When the grizzly saw her, his wicked little dark eyes glowed suddenly red, and he came up with a lumbering rush. With his gigantic, furry bulk, it looked as if he must instantly annihilate the slim, light creature that opposed him. It was a dreadful place to give battle, on that straight shelf of rock overhanging a sheer drop of perhaps a thousand feet. But scorn and rage together blinded the sagacity of the bear. With a grunt he charged.

Not until he was within ten feet of her did the crouching puma stir. Then she shot into the air, as if hurled up by the release of a mighty spring. Quick as a flash the grizzly shrank backward upon his haunches and swept up a huge black paw to parry the assault. But he was not quite quick enough. The puma’s spring overreached his guard. She landed fairly upon his back, facing his tail; but in the fraction of a second she had whirled about and was tearing at his throat with teeth and claws, while the terrible talons of her hinder paws ripped at his flanks.

With a roar of pain and amazement the grizzly struggled to shake her off, clutching and striking at her with paws that at one blow could smash in the skull of the most powerful bull. But he could not reach her. Then he reared up, and threw himself backwards against the face of the rock, striving to crush her under his enormous weight. And in this he almost succeeded. Just in time, she writhed around and outward, but not quite far enough, for one paw was caught and ground to a pulp. But at the next instant, thrust back from the rock by his own effort, the bear toppled outward over the brink of the shelf. Grappling madly to save himself, he caught only the bowed loins of the puma, who now sank her teeth once more into his throat, while her rending claws seemed to tear him everywhere at once. He crushed her in his grip; and in a dreadful ball of screeching, roaring, biting, mangling rage the two plunged downward into the dim abyss. Once, still locked in the death-grip, they struck upon a jutting rock, and bounded far out into space. Then, as the ball rolled over in falling, it came apart; and separated now, though still very close together, the two bodies fell sprawlingly, and vanished into the blue-shadowed deeps which the dawn had not yet reached.

Upon this sudden and terrible ending of the fight appeared a bearded frontiersman who had been trailing the grizzly for half an hour and waiting for light enough to secure a sure shot. With something like awe in his face he came, and knelt down, with hands gripping cautiously, and peered over the dreadful brink. “Gee! But that there cat was game!” he muttered, drawing back and sweeping a comprehensive gaze across the stupendous landscape, as if challenging denial of his statement. Obviously the silences were of the same opinion, for there came no suggestion of dissent. Carefully he rose to his feet and pressed on towards the cave.

Without hesitation he entered, for he knew that the puma’s mate some weeks before had been shot, far down in the valley. He found the kittens asleep and began to fondle them.
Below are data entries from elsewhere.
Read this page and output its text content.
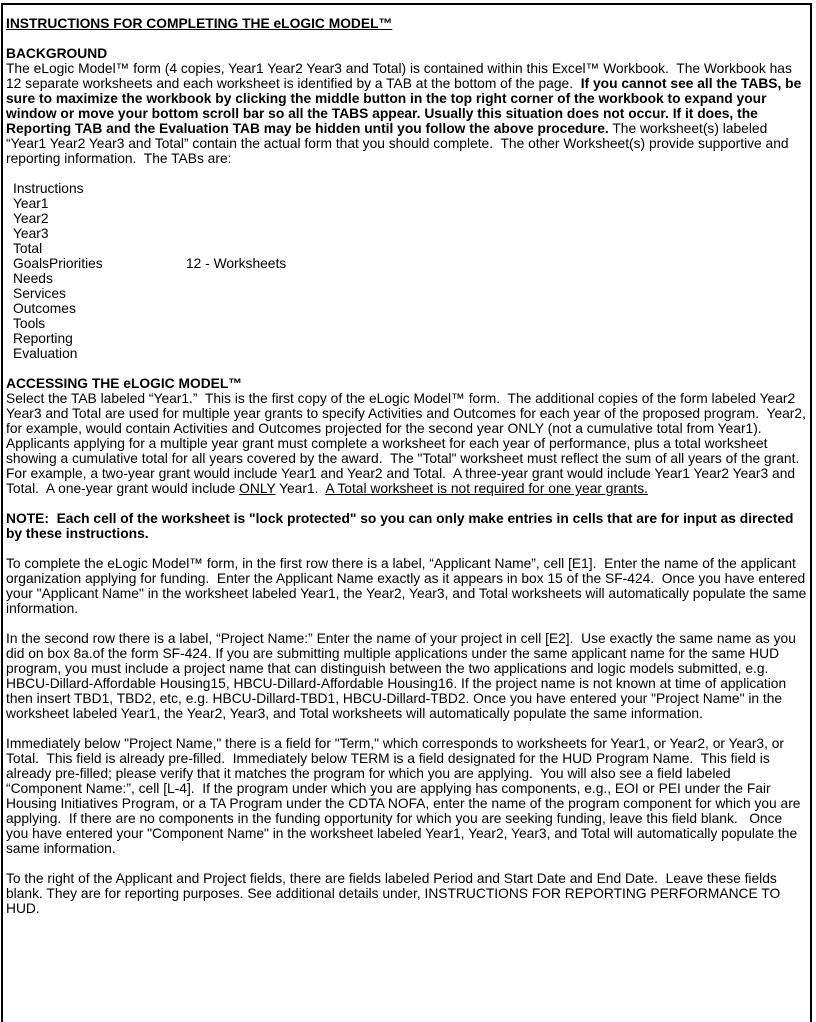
INSTRUCTIONS FOR COMPLETING THE eLOGIC MODEL™
BACKGROUND

The eLogic Model™ form (4 copies, Year1 Year2 Year3 and Total) is contained within this Excel™ Workbook.  The Workbook has 12 separate worksheets and each worksheet is identified by a TAB at the bottom of the page.  If you cannot see all the TABS, be sure to maximize the workbook by clicking the middle button in the top right corner of the workbook to expand your window or move your bottom scroll bar so all the TABS appear. Usually this situation does not occur. If it does, the Reporting TAB and the Evaluation TAB may be hidden until you follow the above procedure. The worksheet(s) labeled “Year1 Year2 Year3 and Total” contain the actual form that you should complete.  The other Worksheet(s) provide supportive and reporting information.  The TABs are:

Instructions
Year1
Year2
Year3
Total
GoalsPriorities	12 - Worksheets
Needs
Services
Outcomes
Tools
Reporting
Evaluation
ACCESSING THE eLOGIC MODEL™

Select the TAB labeled “Year1.”  This is the first copy of the eLogic Model™ form.  The additional copies of the form labeled Year2 Year3 and Total are used for multiple year grants to specify Activities and Outcomes for each year of the proposed program.  Year2, for example, would contain Activities and Outcomes projected for the second year ONLY (not a cumulative total from Year1).  Applicants applying for a multiple year grant must complete a worksheet for each year of performance, plus a total worksheet showing a cumulative total for all years covered by the award.  The "Total" worksheet must reflect the sum of all years of the grant.  For example, a two-year grant would include Year1 and Year2 and Total.  A three-year grant would include Year1 Year2 Year3 and Total.  A one-year grant would include ONLY Year1.  A Total worksheet is not required for one year grants.

NOTE:  Each cell of the worksheet is "lock protected" so you can only make entries in cells that are for input as directed by these instructions.

To complete the eLogic Model™ form, in the first row there is a label, “Applicant Name”, cell [E1].  Enter the name of the applicant organization applying for funding.  Enter the Applicant Name exactly as it appears in box 15 of the SF-424.  Once you have entered your "Applicant Name" in the worksheet labeled Year1, the Year2, Year3, and Total worksheets will automatically populate the same information.

In the second row there is a label, “Project Name:” Enter the name of your project in cell [E2].  Use exactly the same name as you did on box 8a.of the form SF-424. If you are submitting multiple applications under the same applicant name for the same HUD program, you must include a project name that can distinguish between the two applications and logic models submitted, e.g. HBCU-Dillard-Affordable Housing15, HBCU-Dillard-Affordable Housing16. If the project name is not known at time of application then insert TBD1, TBD2, etc, e.g. HBCU-Dillard-TBD1, HBCU-Dillard-TBD2. Once you have entered your "Project Name" in the worksheet labeled Year1, the Year2, Year3, and Total worksheets will automatically populate the same information.

Immediately below "Project Name," there is a field for "Term," which corresponds to worksheets for Year1, or Year2, or Year3, or Total.  This field is already pre-filled.  Immediately below TERM is a field designated for the HUD Program Name.  This field is already pre-filled; please verify that it matches the program for which you are applying.  You will also see a field labeled “Component Name:”, cell [L-4].  If the program under which you are applying has components, e.g., EOI or PEI under the Fair Housing Initiatives Program, or a TA Program under the CDTA NOFA, enter the name of the program component for which you are applying.  If there are no components in the funding opportunity for which you are seeking funding, leave this field blank.   Once you have entered your "Component Name" in the worksheet labeled Year1, Year2, Year3, and Total will automatically populate the same information.

To the right of the Applicant and Project fields, there are fields labeled Period and Start Date and End Date.  Leave these fields blank. They are for reporting purposes. See additional details under, INSTRUCTIONS FOR REPORTING PERFORMANCE TO HUD.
At his touch, and the smell of him, they awoke, spitting and clawing with all their mother’s courage. Young as they were, their claws drew blood abundantly. “Gritty little devils!” growled the man good-naturedly, snatching back his hand and wiping the blood on his trouser-leg. Then he took off his coat, threw it over the troublesome youngsters, rolled them in it securely, so that not one protesting claw could get out, and started back to the camp with the grumbling and uneasy bundle in his arms.

Three months later, the two puma cubs, sleek, fat, full of gayety as two kittens of like age, and convinced by this time that man was the source and origin of all good things, were sold to a travelling collector. One, the female, was sent down to a zoölogical garden on the Pacific coast. The other, the male, much the larger and at the same time the more even-tempered and amenable to teaching, found its way to the cages of an animal-trainer in the East.